Brexit explained
Brexit explained Image Credit: GN

In case you didn’t know, the word Brexit is a combination of "Britain" and "exit" and what it is, is the imminent withdrawal of the United Kingdom (UK) from the European Union (EU).

Quick EU history

The European Union is a group of 28 European countries that are tied by an economic and political alliance. This understanding led the way for the use of the euro and permits citizens in the EU to travel and settle across borders without a passport.

When did this idea of Brexit really start?

January 2013: British Prime Minister David Cameron promises a referendum on Britain’s membership in the EU if the Conservative party is elected in the next general election. A referendum is when someone (in this case Cameron) asks all the people in a country to give their opinion about/or decide on an important political or social question. In this case it was: Should the UK stay in the European Union?

What was the major turning point?

In June, 2016, nearly all citizens of voting age—over 30 million people voted and the result of the referendum was that the UK decided to officially sever ties with the EU. In the referendum, 52 per cent of people voted to leave the EU and 48 per cent to remain.

Brexit NYT graph
Image Credit: NYT Graphic

People who are pro Brexit:

Members of the UK Government and public are arguing that Britain’s participation in the EU was a restrictive element for the country. Additionally, Brexit supporters are saying that the high EU membership fees can be used to benefit the UK.

People who are anti Brexit:

The argument against Brexit is mainly all about business benefits. By being in EU, the UK can benefit by being part of the single market system (Which is an EU thing). Additionally, anti-Brexiters believe that immigrants help develop a vibrant job market.

Brexit leaders:

David Cameron recognised that the majority wanted to leave the EU. He stepped down as Prime Minister because Britain needs “fresh leadership” to take the country in a new direction. Smart guy, left on a high.

Theresa May was then appointed Prime Minister. She is obviously pro-Brexit (although she kept saying that she’s giving the British public what they want).

May triggered Article 50, the divorce notice from the European Union, in March 2017, setting the exit date of March 29, 2019 for Britain to leave (that obviously didn't happen) — with or without a proper deal in place. She wanted a deal.

Theresa May then bowed to intense pressure from her own party and named June 7 as the day she stepped aside as Conservative leader, drawing her turbulent three-year premiership to a close.

Boris Johnson became Britain's prime minister in late July. He is definitely pro-Brexit. He is also the leader of the Conservative Party.

Okay what exactly is the “Deal”

Think of it as the separation agreement between the UK and the EU. It’s 585 pages long, it covers three main areas:

• Britain’s financial settlement with the EU

• The post-Brexit rights of EU citizens in the UK and British citizens on the continent.

• A mechanism to prevent a “hard border” on the island of Ireland.

The agreement also includes a seven-page political declaration outlining the two sides’ ambitions for their desired future trading relationship, on which negotiations have yet formally to start.

What next for Brexit?

In truth, the British public and its politicians are both bitterly divided over how, or even whether, to leave the 28-nation bloc.

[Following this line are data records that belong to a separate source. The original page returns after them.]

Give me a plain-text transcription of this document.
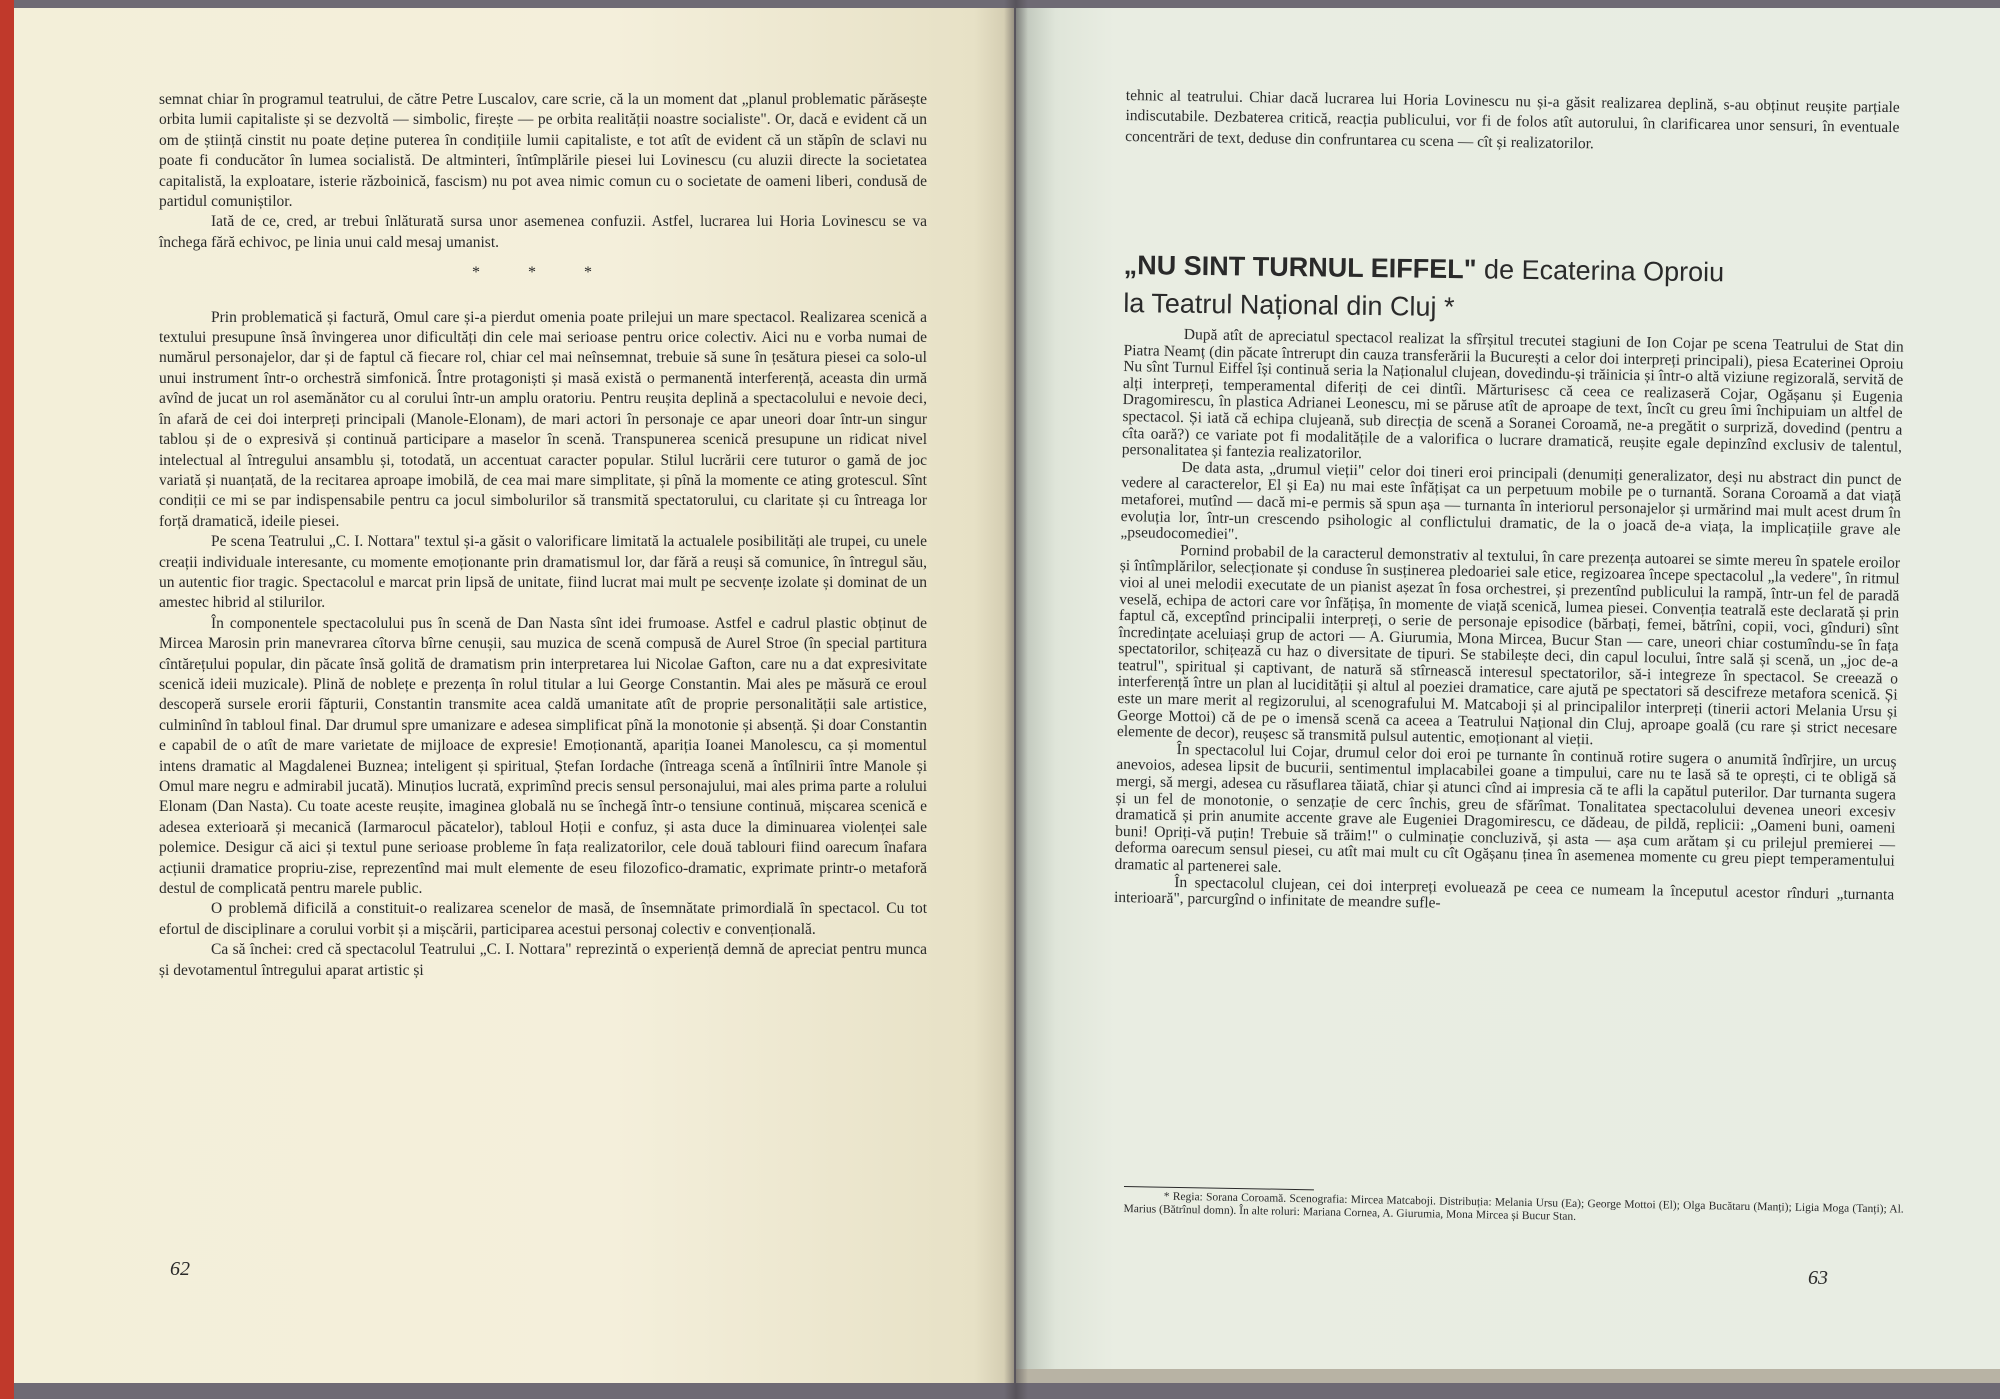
semnat chiar în programul teatrului, de către Petre Luscalov, care scrie, că la un moment dat „planul problematic părăsește orbita lumii capitaliste și se dezvoltă — simbolic, firește — pe orbita realității noastre socialiste". Or, dacă e evident că un om de știință cinstit nu poate deține puterea în condițiile lumii capitaliste, e tot atît de evident că un stăpîn de sclavi nu poate fi conducător în lumea socialistă. De altminteri, întîmplările piesei lui Lovinescu (cu aluzii directe la societatea capitalistă, la exploatare, isterie războinică, fascism) nu pot avea nimic comun cu o societate de oameni liberi, condusă de partidul comuniștilor.

Iată de ce, cred, ar trebui înlăturată sursa unor asemenea confuzii. Astfel, lucrarea lui Horia Lovinescu se va închega fără echivoc, pe linia unui cald mesaj umanist.

* * *

Prin problematică și factură, Omul care și-a pierdut omenia poate prilejui un mare spectacol. Realizarea scenică a textului presupune însă învingerea unor dificultăți din cele mai serioase pentru orice colectiv. Aici nu e vorba numai de numărul personajelor, dar și de faptul că fiecare rol, chiar cel mai neînsemnat, trebuie să sune în țesătura piesei ca solo-ul unui instrument într-o orchestră simfonică. Între protagoniști și masă există o permanentă interferență, aceasta din urmă avînd de jucat un rol asemănător cu al corului într-un amplu oratoriu. Pentru reușita deplină a spectacolului e nevoie deci, în afară de cei doi interpreți principali (Manole-Elonam), de mari actori în personaje ce apar uneori doar într-un singur tablou și de o expresivă și continuă participare a maselor în scenă. Transpunerea scenică presupune un ridicat nivel intelectual al întregului ansamblu și, totodată, un accentuat caracter popular. Stilul lucrării cere tuturor o gamă de joc variată și nuanțată, de la recitarea aproape imobilă, de cea mai mare simplitate, și pînă la momente ce ating grotescul. Sînt condiții ce mi se par indispensabile pentru ca jocul simbolurilor să transmită spectatorului, cu claritate și cu întreaga lor forță dramatică, ideile piesei.

Pe scena Teatrului „C. I. Nottara" textul și-a găsit o valorificare limitată la actualele posibilități ale trupei, cu unele creații individuale interesante, cu momente emoționante prin dramatismul lor, dar fără a reuși să comunice, în întregul său, un autentic fior tragic. Spectacolul e marcat prin lipsă de unitate, fiind lucrat mai mult pe secvențe izolate și dominat de un amestec hibrid al stilurilor.

În componentele spectacolului pus în scenă de Dan Nasta sînt idei frumoase. Astfel e cadrul plastic obținut de Mircea Marosin prin manevrarea cîtorva bîrne cenușii, sau muzica de scenă compusă de Aurel Stroe (în special partitura cîntărețului popular, din păcate însă golită de dramatism prin interpretarea lui Nicolae Gafton, care nu a dat expresivitate scenică ideii muzicale). Plină de noblețe e prezența în rolul titular a lui George Constantin. Mai ales pe măsură ce eroul descoperă sursele erorii făpturii, Constantin transmite acea caldă umanitate atît de proprie personalității sale artistice, culminînd în tabloul final. Dar drumul spre umanizare e adesea simplificat pînă la monotonie și absență. Și doar Constantin e capabil de o atît de mare varietate de mijloace de expresie! Emoționantă, apariția Ioanei Manolescu, ca și momentul intens dramatic al Magdalenei Buznea; inteligent și spiritual, Ștefan Iordache (întreaga scenă a întîlnirii între Manole și Omul mare negru e admirabil jucată). Minuțios lucrată, exprimînd precis sensul personajului, mai ales prima parte a rolului Elonam (Dan Nasta). Cu toate aceste reușite, imaginea globală nu se închegă într-o tensiune continuă, mișcarea scenică e adesea exterioară și mecanică (Iarmarocul păcatelor), tabloul Hoții e confuz, și asta duce la diminuarea violenței sale polemice. Desigur că aici și textul pune serioase probleme în fața realizatorilor, cele două tablouri fiind oarecum înafara acțiunii dramatice propriu-zise, reprezentînd mai mult elemente de eseu filozofico-dramatic, exprimate printr-o metaforă destul de complicată pentru marele public.

O problemă dificilă a constituit-o realizarea scenelor de masă, de însemnătate primordială în spectacol. Cu tot efortul de disciplinare a corului vorbit și a mișcării, participarea acestui personaj colectiv e convențională.

Ca să închei: cred că spectacolul Teatrului „C. I. Nottara" reprezintă o experiență demnă de apreciat pentru munca și devotamentul întregului aparat artistic și

62

tehnic al teatrului. Chiar dacă lucrarea lui Horia Lovinescu nu și-a găsit realizarea deplină, s-au obținut reușite parțiale indiscutabile. Dezbaterea critică, reacția publicului, vor fi de folos atît autorului, în clarificarea unor sensuri, în eventuale concentrări de text, deduse din confruntarea cu scena — cît și realizatorilor.

„NU SINT TURNUL EIFFEL" de Ecaterina Oproiu
la Teatrul Național din Cluj *

După atît de apreciatul spectacol realizat la sfîrșitul trecutei stagiuni de Ion Cojar pe scena Teatrului de Stat din Piatra Neamț (din păcate întrerupt din cauza transferării la București a celor doi interpreți principali), piesa Ecaterinei Oproiu Nu sînt Turnul Eiffel își continuă seria la Naționalul clujean, dovedindu-și trăinicia și într-o altă viziune regizorală, servită de alți interpreți, temperamental diferiți de cei dintîi. Mărturisesc că ceea ce realizaseră Cojar, Ogășanu și Eugenia Dragomirescu, în plastica Adrianei Leonescu, mi se păruse atît de aproape de text, încît cu greu îmi închipuiam un altfel de spectacol. Și iată că echipa clujeană, sub direcția de scenă a Soranei Coroamă, ne-a pregătit o surpriză, dovedind (pentru a cîta oară?) ce variate pot fi modalitățile de a valorifica o lucrare dramatică, reușite egale depinzînd exclusiv de talentul, personalitatea și fantezia realizatorilor.

De data asta, „drumul vieții" celor doi tineri eroi principali (denumiți generalizator, deși nu abstract din punct de vedere al caracterelor, El și Ea) nu mai este înfățișat ca un perpetuum mobile pe o turnantă. Sorana Coroamă a dat viață metaforei, mutînd — dacă mi-e permis să spun așa — turnanta în interiorul personajelor și urmărind mai mult acest drum în evoluția lor, într-un crescendo psihologic al conflictului dramatic, de la o joacă de-a viața, la implicațiile grave ale „pseudocomediei".

Pornind probabil de la caracterul demonstrativ al textului, în care prezența autoarei se simte mereu în spatele eroilor și întîmplărilor, selecționate și conduse în susținerea pledoariei sale etice, regizoarea începe spectacolul „la vedere", în ritmul vioi al unei melodii executate de un pianist așezat în fosa orchestrei, și prezentînd publicului la rampă, într-un fel de paradă veselă, echipa de actori care vor înfățișa, în momente de viață scenică, lumea piesei. Convenția teatrală este declarată și prin faptul că, exceptînd principalii interpreți, o serie de personaje episodice (bărbați, femei, bătrîni, copii, voci, gînduri) sînt încredințate aceluiași grup de actori — A. Giurumia, Mona Mircea, Bucur Stan — care, uneori chiar costumîndu-se în fața spectatorilor, schițează cu haz o diversitate de tipuri. Se stabilește deci, din capul locului, între sală și scenă, un „joc de-a teatrul", spiritual și captivant, de natură să stîrnească interesul spectatorilor, să-i integreze în spectacol. Se creează o interferență între un plan al lucidității și altul al poeziei dramatice, care ajută pe spectatori să descifreze metafora scenică. Și este un mare merit al regizorului, al scenografului M. Matcaboji și al principalilor interpreți (tinerii actori Melania Ursu și George Mottoi) că de pe o imensă scenă ca aceea a Teatrului Național din Cluj, aproape goală (cu rare și strict necesare elemente de decor), reușesc să transmită pulsul autentic, emoționant al vieții.

În spectacolul lui Cojar, drumul celor doi eroi pe turnante în continuă rotire sugera o anumită îndîrjire, un urcuș anevoios, adesea lipsit de bucurii, sentimentul implacabilei goane a timpului, care nu te lasă să te oprești, ci te obligă să mergi, să mergi, adesea cu răsuflarea tăiată, chiar și atunci cînd ai impresia că te afli la capătul puterilor. Dar turnanta sugera și un fel de monotonie, o senzație de cerc închis, greu de sfărîmat. Tonalitatea spectacolului devenea uneori excesiv dramatică și prin anumite accente grave ale Eugeniei Dragomirescu, ce dădeau, de pildă, replicii: „Oameni buni, oameni buni! Opriți-vă puțin! Trebuie să trăim!" o culminație concluzivă, și asta — așa cum arătam și cu prilejul premierei — deforma oarecum sensul piesei, cu atît mai mult cu cît Ogășanu ținea în asemenea momente cu greu piept temperamentului dramatic al partenerei sale.

În spectacolul clujean, cei doi interpreți evoluează pe ceea ce numeam la începutul acestor rînduri „turnanta interioară", parcurgînd o infinitate de meandre sufle-

* Regia: Sorana Coroamă. Scenografia: Mircea Matcaboji. Distribuția: Melania Ursu (Ea); George Mottoi (El); Olga Bucătaru (Manți); Ligia Moga (Tanți); Al. Marius (Bătrînul domn). În alte roluri: Mariana Cornea, A. Giurumia, Mona Mircea și Bucur Stan.

63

He is also the leader of the Conservative Party.

Anyways, here are some scenarios:

a. Brexit happens with a ‘Deal’

That is the best case scenario for Boris Johnson. If Brexit with a deal is acheived, then the new Parliament is likely to move quickly to pass the Brexit withdrawal agreement the prime minister reached with European Union leaders. As of January 31, 2020 Brittain will no longer belong to the EU. 

b. Brexit happens without a ‘Deal’

That is the worst case scenario (a.k.a Doomsday) this threatens to trigger a recession in Britain and markedly slow the European Union’s economic growth.

c. Parliament votes against Johnson

Emerging from the election without control of more than half of the seats would frustrate Johnson’s purpose in calling the election and cast the Brexit outcome in doubt. AS a result, it’s possible he could form a coalition with a smaller party that might give him the votes needed to pass his Brexit divorce bill.

It’s also possible a Labour-led coalition with the Scottish National Party and the Liberal Democrats could form a government, most likely with Labour leader Jeremy Corbyn as prime minister.

If this happens, Corbyn is expected to try to implement his party’s two-part Brexit plan: negotiating yet another withdrawal agreement with EU leaders within three months followed by a voter referendum within six months.